Charleston Police Department increases traffic enforcement division

Charleston Police Department increases traffic enforcement division

CHARLESTON, SC (WCSC) - The Charleston Police Department has doubled its Traffic Enforcement Division because of the increasing number of traffic deaths in the city.

That means there are more officers on the road keeping an eye out for traffic violations.

Last year, there were 17 traffic deaths in the City of Charleston. So far this year there’s been 13 including one last weekend.

“I think keeping people accountable to what they’re doing on the road is a good thing,” said Colt Frye who lives in West Ashley. “I have my daughter on the road all the time with me these days. Anything that’s going to keep us safer on the roads, I’m all for.”

The Commander of Charleston’s Traffic Enforcement Unit, Lt. Wojslawowicz, says the death of an 11-year-old tourist to a driver under the influence this summer led to a new sense of urgency for traffic enforcement in the city.

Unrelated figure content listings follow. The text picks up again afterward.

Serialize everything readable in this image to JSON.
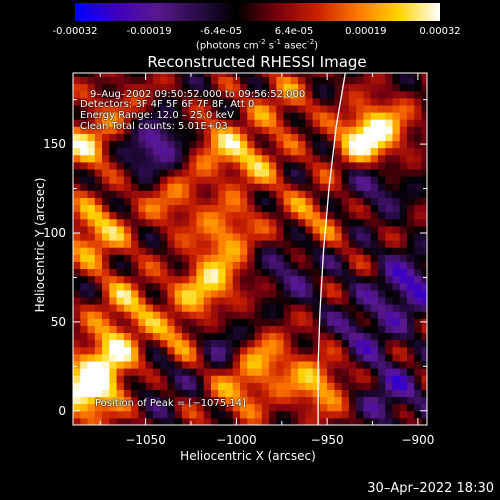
{
  "colorbar": {
    "tick_labels": [
      "-0.00032",
      "-0.00019",
      "-6.4e-05",
      "6.4e-05",
      "0.00019",
      "0.00032"
    ],
    "tick_values": [
      -0.00032,
      -0.00019,
      -6.4e-05,
      6.4e-05,
      0.00019,
      0.00032
    ],
    "range": [
      -0.00032,
      0.00032
    ],
    "units_text": "(photons cm",
    "units_exp1": "-2",
    "units_mid": " s",
    "units_exp2": "-1",
    "units_end": " asec",
    "units_exp3": "-2",
    "units_close": ")",
    "colors": [
      "#0000ff",
      "#3f00bf",
      "#5a1890",
      "#2b0c4a",
      "#000000",
      "#7a0010",
      "#cc2200",
      "#ff7a00",
      "#ffd400",
      "#ffffff"
    ]
  },
  "chart_data": {
    "type": "heatmap",
    "title": "Reconstructed RHESSI Image",
    "xlabel": "Heliocentric X (arcsec)",
    "ylabel": "Heliocentric Y (arcsec)",
    "xlim": [
      -1090,
      -895
    ],
    "ylim": [
      -8,
      190
    ],
    "x_ticks": [
      -1050,
      -1000,
      -950,
      -900
    ],
    "x_tick_labels": [
      "−1050",
      "−1000",
      "−950",
      "−900"
    ],
    "y_ticks": [
      0,
      50,
      100,
      150
    ],
    "y_tick_labels": [
      "0",
      "50",
      "100",
      "150"
    ],
    "annotations": [
      "9–Aug–2002 09:50:52.000 to 09:56:52.000",
      "Detectors: 3F 4F 5F 6F 7F 8F, Att 0",
      "Energy Range: 12.0 – 25.0 keV",
      "Clean     Total counts: 5.01E+03"
    ],
    "peak_label": "Position of Peak = [−1075,14]",
    "peak_position": [
      -1075,
      14
    ],
    "limb_curve": [
      {
        "x": -940,
        "y": 190
      },
      {
        "x": -945,
        "y": 160
      },
      {
        "x": -949,
        "y": 125
      },
      {
        "x": -952,
        "y": 90
      },
      {
        "x": -954,
        "y": 55
      },
      {
        "x": -955,
        "y": 25
      },
      {
        "x": -955,
        "y": -8
      }
    ],
    "hotspots": [
      {
        "x": -1082,
        "y": 10,
        "v": 0.00032
      },
      {
        "x": -1070,
        "y": 30,
        "v": 0.00026
      },
      {
        "x": -1078,
        "y": 100,
        "v": 0.00024
      },
      {
        "x": -1084,
        "y": 150,
        "v": 0.00022
      },
      {
        "x": -1060,
        "y": 60,
        "v": 0.00018
      },
      {
        "x": -1030,
        "y": 40,
        "v": 0.0002
      },
      {
        "x": -1015,
        "y": 70,
        "v": 0.00026
      },
      {
        "x": -1005,
        "y": 100,
        "v": 0.0002
      },
      {
        "x": -1035,
        "y": 120,
        "v": 0.00016
      },
      {
        "x": -1010,
        "y": 150,
        "v": 0.00018
      },
      {
        "x": -990,
        "y": 140,
        "v": 0.00016
      },
      {
        "x": -975,
        "y": 175,
        "v": 0.00014
      },
      {
        "x": -985,
        "y": 30,
        "v": 0.00018
      },
      {
        "x": -955,
        "y": 15,
        "v": 0.00022
      },
      {
        "x": -958,
        "y": 110,
        "v": 0.00014
      },
      {
        "x": -930,
        "y": 150,
        "v": 0.00026
      },
      {
        "x": -920,
        "y": 160,
        "v": 0.00018
      },
      {
        "x": -1060,
        "y": 170,
        "v": 0.00012
      },
      {
        "x": -1000,
        "y": 10,
        "v": 0.00016
      }
    ],
    "coldspots": [
      {
        "x": -1045,
        "y": 150,
        "v": -0.00024
      },
      {
        "x": -1010,
        "y": 40,
        "v": -0.00018
      },
      {
        "x": -925,
        "y": 130,
        "v": -0.00016
      },
      {
        "x": -905,
        "y": 70,
        "v": -0.00022
      },
      {
        "x": -930,
        "y": 45,
        "v": -0.00014
      },
      {
        "x": -970,
        "y": 80,
        "v": -0.00012
      },
      {
        "x": -1040,
        "y": 20,
        "v": -0.0001
      },
      {
        "x": -915,
        "y": 10,
        "v": -0.00016
      }
    ]
  },
  "footer": {
    "timestamp": "30–Apr–2022 18:30"
  }
}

“Any death is one death too many because every single fatality could be prevented,” Wojslawowicz said.

There were eight officers on the road that focused solely on traffic, as of October of this year there are 18.

The police department receives traffic complaints from neighborhoods all the time.

“Now that we have a much more robust unit, we are able to get there pretty much right when the complaint comes in, focus on it, determine if there actually is an issue and decide a game plan to figure out what we can do to solve the issue,” Wojslawowicz said.

Septima Clark Parkway, known as the Crosstown, is among one of the most problematic areas as people drive from the interstate into downtown Charleston.

“We live off of part of Sam Rittenburg. It can be a sketchy area, people running red lights and speeding,” Frye said. “So I think it’s a good thing if they’re helping to keep that in check.”

Right now, there two officers on the DUI Taskforce that will patrol near areas where alcohol is served.

The department is looking to expand the taskforce with time.

“It’s a plea to the public to drive safer, our goal is roadway safety,” Wojslawowicz said. “Our goal isn’t necessarily to go out there and write tickets. We hate having to write tickets. It’s simply a means to an end and that end is safer roadways.”

The Charleston Police Department was granted a renewal of a traffic safety grant.

The grant is through the South Carolina Department of Public Safety and provides $154,000 for the salaries of two traffic enforcement officers that focus on collision reduction and speed enforcement.

This year the the total number of collisions in the city are down by 9.7 percent from last year.

Prior to that, the city reported a five to seven percent increase year to year.